(Michael Wiese Productions, 217 pages, $26.95)
By John Badham and Craig Modderno
The love-hate relationship between directors and actors is entertainingly dissected by veteran director John Badham and industry journalist Craig Modderno in this kiss-and-tell primer from the directing frontlines. What does a director do when he has a crew of 60 standing around at midnight in below zero weather on New York’s Verrazano Bridge and the film’s 22-year-old star won’t come out of his trailer? Badham, who experienced that dilemma on his second film, Saturday Night Fever with John Travolta, has practical tips for this dreaded scenario and many others. Enlivened by interviews with over 40 directors and actors who aren’t afraid to name names and tell what bugs them–or inspires them–the book will be especially useful to novice filmmakers.
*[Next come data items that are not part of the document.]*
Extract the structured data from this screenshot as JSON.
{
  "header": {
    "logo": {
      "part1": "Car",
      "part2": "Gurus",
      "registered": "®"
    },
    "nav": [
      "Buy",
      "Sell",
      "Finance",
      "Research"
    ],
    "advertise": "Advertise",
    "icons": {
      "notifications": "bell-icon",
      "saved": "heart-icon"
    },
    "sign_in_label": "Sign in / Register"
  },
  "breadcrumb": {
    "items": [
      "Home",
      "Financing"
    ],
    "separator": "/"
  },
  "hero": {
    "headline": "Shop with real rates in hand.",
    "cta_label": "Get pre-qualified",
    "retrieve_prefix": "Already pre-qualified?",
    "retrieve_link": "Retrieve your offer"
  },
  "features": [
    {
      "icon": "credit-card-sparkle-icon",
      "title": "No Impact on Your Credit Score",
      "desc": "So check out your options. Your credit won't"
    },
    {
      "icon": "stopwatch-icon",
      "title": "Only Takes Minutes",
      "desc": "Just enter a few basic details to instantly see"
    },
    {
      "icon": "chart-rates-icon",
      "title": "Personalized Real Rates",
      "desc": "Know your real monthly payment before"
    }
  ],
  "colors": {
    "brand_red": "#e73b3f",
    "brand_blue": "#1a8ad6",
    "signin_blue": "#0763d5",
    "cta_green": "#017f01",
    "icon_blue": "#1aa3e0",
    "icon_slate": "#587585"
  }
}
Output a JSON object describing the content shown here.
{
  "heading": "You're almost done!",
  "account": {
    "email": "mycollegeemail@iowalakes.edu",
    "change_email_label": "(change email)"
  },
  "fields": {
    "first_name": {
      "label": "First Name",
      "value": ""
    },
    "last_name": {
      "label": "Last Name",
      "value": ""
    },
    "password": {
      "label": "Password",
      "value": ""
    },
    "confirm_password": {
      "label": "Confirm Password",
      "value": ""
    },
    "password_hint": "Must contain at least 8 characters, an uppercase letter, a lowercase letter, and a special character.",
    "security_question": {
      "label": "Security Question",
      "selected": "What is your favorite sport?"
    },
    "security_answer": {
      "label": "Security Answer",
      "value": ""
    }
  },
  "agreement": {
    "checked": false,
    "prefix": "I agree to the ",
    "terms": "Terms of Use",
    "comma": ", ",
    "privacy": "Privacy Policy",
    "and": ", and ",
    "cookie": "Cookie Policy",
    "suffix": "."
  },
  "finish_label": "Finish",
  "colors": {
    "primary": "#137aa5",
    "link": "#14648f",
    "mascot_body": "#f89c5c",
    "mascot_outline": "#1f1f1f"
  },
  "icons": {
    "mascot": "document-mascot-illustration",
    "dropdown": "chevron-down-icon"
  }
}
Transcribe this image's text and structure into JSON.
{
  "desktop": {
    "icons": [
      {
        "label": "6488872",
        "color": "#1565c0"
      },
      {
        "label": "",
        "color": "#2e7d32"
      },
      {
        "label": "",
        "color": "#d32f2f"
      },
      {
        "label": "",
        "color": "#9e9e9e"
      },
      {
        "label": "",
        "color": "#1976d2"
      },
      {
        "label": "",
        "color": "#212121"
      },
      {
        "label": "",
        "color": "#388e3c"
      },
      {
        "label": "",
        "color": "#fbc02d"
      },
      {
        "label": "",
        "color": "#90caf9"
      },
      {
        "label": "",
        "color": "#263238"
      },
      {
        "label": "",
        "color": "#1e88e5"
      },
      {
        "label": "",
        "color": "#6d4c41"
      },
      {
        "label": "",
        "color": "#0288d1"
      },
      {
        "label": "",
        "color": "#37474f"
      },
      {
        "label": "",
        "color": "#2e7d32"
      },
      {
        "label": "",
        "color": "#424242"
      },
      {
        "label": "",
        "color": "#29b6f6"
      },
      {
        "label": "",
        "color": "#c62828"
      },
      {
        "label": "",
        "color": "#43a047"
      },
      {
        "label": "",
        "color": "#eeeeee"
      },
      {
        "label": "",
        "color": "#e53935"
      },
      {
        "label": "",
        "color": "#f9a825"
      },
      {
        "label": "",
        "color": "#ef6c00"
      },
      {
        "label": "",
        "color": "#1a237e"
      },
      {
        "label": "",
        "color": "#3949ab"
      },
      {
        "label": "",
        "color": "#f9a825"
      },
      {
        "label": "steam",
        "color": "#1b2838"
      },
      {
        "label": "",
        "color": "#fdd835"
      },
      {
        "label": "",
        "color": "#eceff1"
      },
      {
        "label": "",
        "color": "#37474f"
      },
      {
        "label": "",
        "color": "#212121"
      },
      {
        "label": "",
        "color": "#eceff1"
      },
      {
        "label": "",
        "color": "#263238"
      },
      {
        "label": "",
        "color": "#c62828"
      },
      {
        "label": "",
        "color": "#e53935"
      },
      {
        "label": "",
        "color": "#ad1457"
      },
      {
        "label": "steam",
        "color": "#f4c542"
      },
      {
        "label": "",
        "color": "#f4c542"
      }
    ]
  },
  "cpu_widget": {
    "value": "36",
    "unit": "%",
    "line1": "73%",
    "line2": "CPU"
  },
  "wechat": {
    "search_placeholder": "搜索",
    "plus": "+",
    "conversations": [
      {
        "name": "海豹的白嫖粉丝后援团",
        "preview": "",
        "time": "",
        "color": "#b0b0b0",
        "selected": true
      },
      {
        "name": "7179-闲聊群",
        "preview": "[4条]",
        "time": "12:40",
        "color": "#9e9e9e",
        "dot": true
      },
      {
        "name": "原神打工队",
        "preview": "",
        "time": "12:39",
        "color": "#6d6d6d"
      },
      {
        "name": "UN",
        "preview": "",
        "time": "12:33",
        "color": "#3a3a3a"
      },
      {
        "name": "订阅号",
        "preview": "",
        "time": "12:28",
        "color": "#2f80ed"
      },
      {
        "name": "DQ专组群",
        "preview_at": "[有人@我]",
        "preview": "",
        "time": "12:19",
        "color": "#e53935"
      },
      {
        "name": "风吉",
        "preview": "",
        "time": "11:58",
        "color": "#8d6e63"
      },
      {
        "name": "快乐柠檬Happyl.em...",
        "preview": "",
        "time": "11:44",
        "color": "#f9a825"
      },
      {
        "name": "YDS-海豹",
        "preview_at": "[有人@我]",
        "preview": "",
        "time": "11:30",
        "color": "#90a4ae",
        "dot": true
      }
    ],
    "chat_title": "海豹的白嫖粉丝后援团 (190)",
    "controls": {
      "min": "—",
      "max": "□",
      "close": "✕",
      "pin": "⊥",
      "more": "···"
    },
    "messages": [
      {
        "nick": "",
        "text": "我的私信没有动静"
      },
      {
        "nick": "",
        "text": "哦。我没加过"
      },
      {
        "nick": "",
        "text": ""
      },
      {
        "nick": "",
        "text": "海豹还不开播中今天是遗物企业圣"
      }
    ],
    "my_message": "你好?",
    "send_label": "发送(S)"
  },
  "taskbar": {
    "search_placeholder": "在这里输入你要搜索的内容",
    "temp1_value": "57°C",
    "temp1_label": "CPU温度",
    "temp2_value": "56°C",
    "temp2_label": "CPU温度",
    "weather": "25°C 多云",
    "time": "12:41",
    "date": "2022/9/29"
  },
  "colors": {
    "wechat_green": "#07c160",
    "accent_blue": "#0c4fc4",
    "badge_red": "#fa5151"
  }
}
Though Alfred Hitchcock famously stated that actors should be “treated like cattle,” Badham and Modderno advocate a more humane approach. In fact, a deep respect for the art and craft of acting and those who practice it imbues the book. Chastising directors for rudeness during auditions and aloofness on the set, the authors are not afraid, with tongue firmly in cheek, to title one of their chapters, “Are Actors Nuts?” and then proceed to cite various examples of behavior that answers the question affirmatively. At the same time, directors come under fire for their own nutty or, at the very least, obsessive behavior. Working with a young director who wanted to do take after take despite pronouncing what he already had as “perfect,” actor Clint Eastwood, known for running a fast moving set himself, walked away from the director mid-sentence saying, “Kid, perfect is as good as I get.” In the power play between actor and director, it seems one word can tip the balance or one ill-advised decision can have dire consequences. For instance, the authors have some succinct advice for those directors thinking of engaging in “intimate relations” with their actors: “why not drink Drano instead?”